Belgian GDP avoided a dip in Q3, but our present forecast suggests Q4 could be worse. A short and shallow recession looks likely as record-shattering inflation is expected to gradually abate throughout 2023. Consumer spending and corporate investment remain sluggish, but the negative impact of energy prices on household budgets looks more limited than many had feared. Active government intervention played a big part here, but fiscal consolidation remains necessary.
The Belgian economy, somewhat surprisingly, avoided the start of a recession right after the summer. The National Bank published final quarter-over-quarter growth of +0.2%, after having estimated mere weeks ago that a decline of economic activity was more likely. For now, our base case remains a short and shallow recession, with a return to positive growth in the second half of 2023. More worrisome is that, even after a large (positive) revision of the National Accounts, both private consumption and, to a larger extent, gross capital formation were still lagging behind their pre-covid levels in Q2. Government spending and especially foreign trade have been spurring growth, but for a complete post-covid recovery private domestic demand will need to shift gears. This will likely not happen before the second half of 2023.
DOUBLE-DIGIT INFLATION
Inflation on a yearly basis, as measured by the ECB’s preferred metric HICP, came in at 13.1% y/y for October. It is expected to remain in the double-digit territory throughout the remainder of the year. Energy inflation, which seemed to slow down over the summer, was back up to 67% y/y. More disturbing, food inflation also keeps accelerating and still looks to cross the 10% y/y barrier this year. All-in all, our base case entails a steady decline throughout 2023, with inflation still above 3.0% at the end of the next year.
HOUSEHOLDS’ CONCERNS
Consumer confidence, which came in at an all-time low in September and October, recovered somewhat in November. Despite persistent low unemployment, households worry about the labour market, next to their ability to save and the general health of the economy. Geopolitical uncertainty and most notably high energy prices seem to weigh on household sentiment.

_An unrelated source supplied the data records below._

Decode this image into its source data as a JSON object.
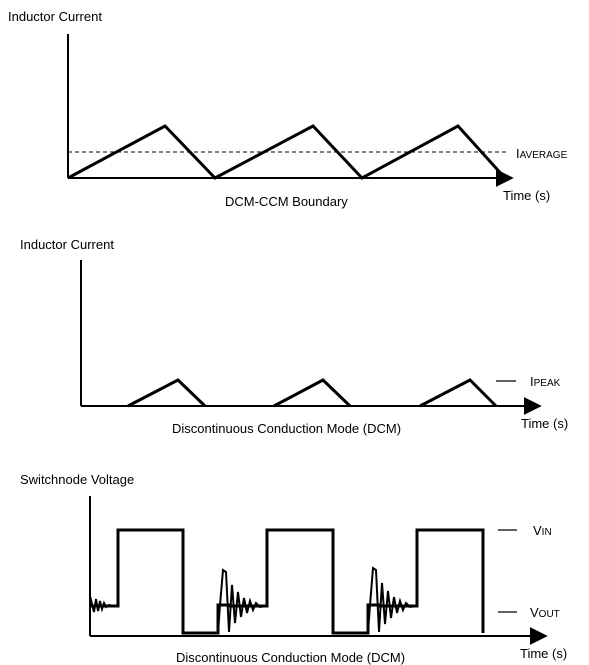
{
  "panels": {
    "top": {
      "y_label": "Inductor Current",
      "x_label": "Time (s)",
      "caption": "DCM-CCM Boundary",
      "level_label": {
        "main": "I",
        "sub": "AVERAGE"
      }
    },
    "middle": {
      "y_label": "Inductor Current",
      "x_label": "Time (s)",
      "caption": "Discontinuous Conduction Mode (DCM)",
      "level_label": {
        "main": "I",
        "sub": "PEAK"
      }
    },
    "bottom": {
      "y_label": "Switchnode Voltage",
      "x_label": "Time (s)",
      "caption": "Discontinuous Conduction Mode (DCM)",
      "high_label": {
        "main": "V",
        "sub": "IN"
      },
      "low_label": {
        "main": "V",
        "sub": "OUT"
      }
    }
  }
}
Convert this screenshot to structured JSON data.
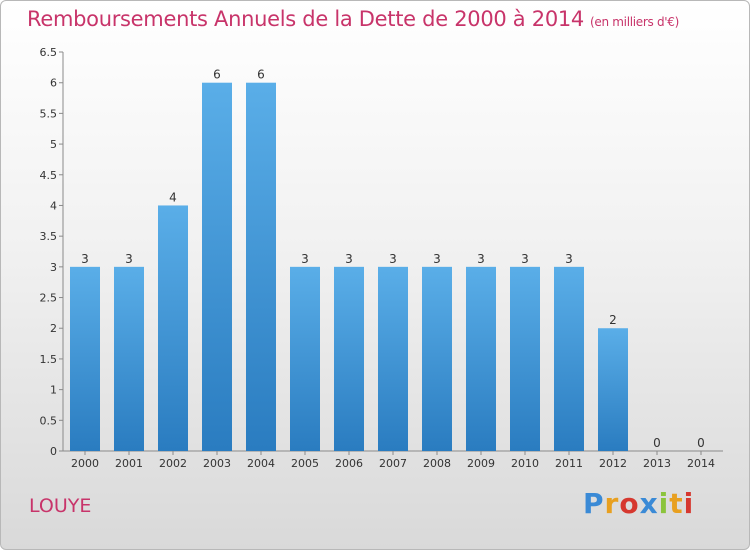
{
  "title": "Remboursements Annuels de la Dette de 2000 à 2014",
  "unit": "(en milliers d'€)",
  "commune": "LOUYE",
  "logo": {
    "text": "Proxiti",
    "colors": [
      "#3a8ad6",
      "#e8a020",
      "#d6382f",
      "#3a8ad6",
      "#8bc43c",
      "#e8a020",
      "#d6382f"
    ]
  },
  "colors": {
    "title": "#c8346a",
    "bar_top": "#5aaee8",
    "bar_bottom": "#2a7cc0"
  },
  "chart_data": {
    "type": "bar",
    "categories": [
      "2000",
      "2001",
      "2002",
      "2003",
      "2004",
      "2005",
      "2006",
      "2007",
      "2008",
      "2009",
      "2010",
      "2011",
      "2012",
      "2013",
      "2014"
    ],
    "values": [
      3,
      3,
      4,
      6,
      6,
      3,
      3,
      3,
      3,
      3,
      3,
      3,
      2,
      0,
      0
    ],
    "data_labels": [
      "3",
      "3",
      "4",
      "6",
      "6",
      "3",
      "3",
      "3",
      "3",
      "3",
      "3",
      "3",
      "2",
      "0",
      "0"
    ],
    "yticks": [
      "0",
      "0.5",
      "1",
      "1.5",
      "2",
      "2.5",
      "3",
      "3.5",
      "4",
      "4.5",
      "5",
      "5.5",
      "6",
      "6.5"
    ],
    "ylim": [
      0,
      6.5
    ],
    "grid": false
  }
}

The impact of higher gas and electricity bills so far, however, might be a lot less than previously feared. Reduced consumption, changes in payment plans and active government intervention, such as doubling the share of households eligible for a reduced energy price scheme (social tariff) from 10% to 20% of the population, could have reduced the blow to household budgets, at least partially, for now.
BUSINESS CREDIT
Confidence in almost all sectors remains on a downward trajectory, as it has been since the start of the Russian invasion of Ukraine. There is some positive news in the construction sector, where order books are improving, despite households reporting a reduced appetite for major investments. Firms also report trouble in accessing credit. This indicator is near an all-time high, reached around the Great Financial Crisis of 2008-2009. Small firms and those in the services sector especially are struggling.